Easy Migration from Local to Cloud

A project can start small but sometimes grow beyond the capabilities of a portable computer. In those cases, it does make sense to scale to more powerful desktop workstations, capable of multiple CPUs, 1-4x GPUs, and multiple concurrent connected data science users. This can support a strong on-premises, secure workflow for AI development, and you can then scale to cloud servers for final stage deployment of a data science project. In this case, conda makes it possible to recreate your package environment on a remote system using an environment description file, even if your local laptop is running Windows and the remote workstation is running Linux.
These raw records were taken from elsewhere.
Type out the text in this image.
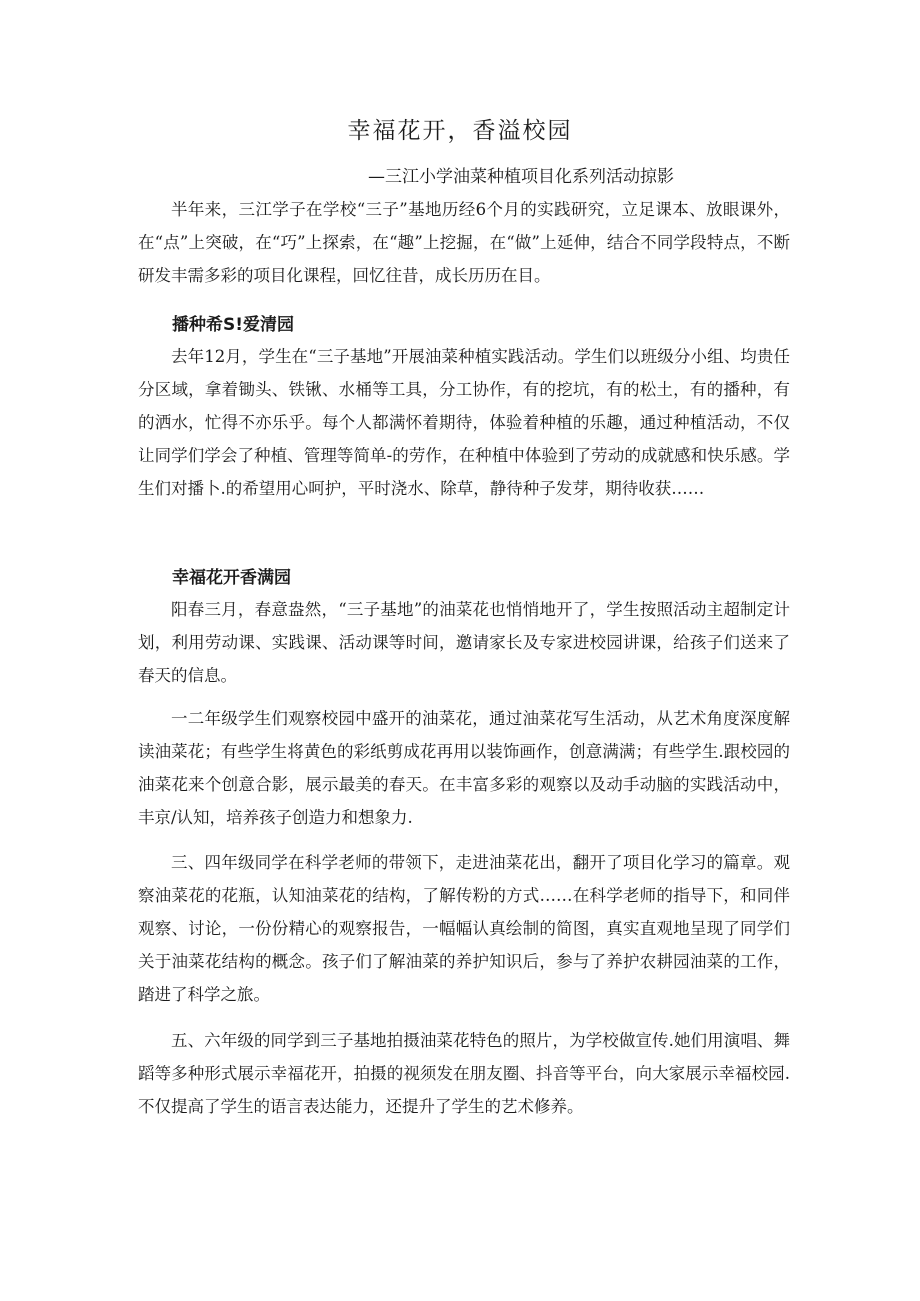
幸福花开，香溢校园

—三江小学油菜种植项目化系列活动掠影

半年来，三江学子在学校“三子”基地历经6个月的实践研究，立足课本、放眼课外，在“点”上突破，在“巧”上探索，在“趣”上挖掘，在“做”上延伸，结合不同学段特点，不断研发丰需多彩的项目化课程，回忆往昔，成长历历在目。

播种希S!爱清园

去年12月，学生在“三子基地”开展油菜种植实践活动。学生们以班级分小组、均贵任分区域，拿着锄头、铁锹、水桶等工具，分工协作，有的挖坑，有的松土，有的播种，有的洒水，忙得不亦乐乎。每个人都满怀着期待，体验着种植的乐趣，通过种植活动，不仅让同学们学会了种植、管理等简单-的劳作，在种植中体验到了劳动的成就感和快乐感。学生们对播卜.的希望用心呵护，平时浇水、除草，静待种子发芽，期待收获……

幸福花开香满园

阳春三月，春意盎然，“三子基地”的油菜花也悄悄地开了，学生按照活动主超制定计划，利用劳动课、实践课、活动课等时间，邀请家长及专家进校园讲课，给孩子们送来了春天的信息。

一二年级学生们观察校园中盛开的油菜花，通过油菜花写生活动，从艺术角度深度解读油菜花；有些学生将黄色的彩纸剪成花再用以装饰画作，创意满满；有些学生.跟校园的油菜花来个创意合影，展示最美的春天。在丰富多彩的观察以及动手动脑的实践活动中，丰京/认知，培养孩子创造力和想象力.

三、四年级同学在科学老师的带领下，走进油菜花出，翻开了项目化学习的篇章。观察油菜花的花瓶，认知油菜花的结构，了解传粉的方式……在科学老师的指导下，和同伴观察、讨论，一份份精心的观察报告，一幅幅认真绘制的简图，真实直观地呈现了同学们关于油菜花结构的概念。孩子们了解油菜的养护知识后，参与了养护农耕园油菜的工作，踏进了科学之旅。

五、六年级的同学到三子基地拍摄油菜花特色的照片，为学校做宣传.她们用演唱、舞蹈等多种形式展示幸福花开，拍摄的视须发在朋友圈、抖音等平台，向大家展示幸福校园.不仅提高了学生的语言表达能力，还提升了学生的艺术修养。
Then you can resume your work on that remote system and continue with your work confidently, as you were able to debug your code and prove out the analysis on your local laptop.

Conclusion

Workstations have become amazing productivity tools for data scientists, as they have gained more CPU cores, better GPUs, extremely fast storage, and large amounts of RAM/memory. Open-source packages PyTorch and Transformers can make excellent use of these expanded hardware capabilities on common AI tasks. 

Anaconda’s support for these popular open-source data science packages (along with thousands of others) on Windows as well as Linux makes it easy to get started with data science on your Lenovo ThinkPad or ThinkStation Workstation. Enterprise IT can also manage the Python software available to their organization’s devices directly using Anaconda’s Package Security Manager, ensuring that IT policies are followed even in a distributed workforce. The combination empowers data scientists and AI professionals with cutting-edge open-source innovation while helping IT meet the security and budget requirements their leaders demand.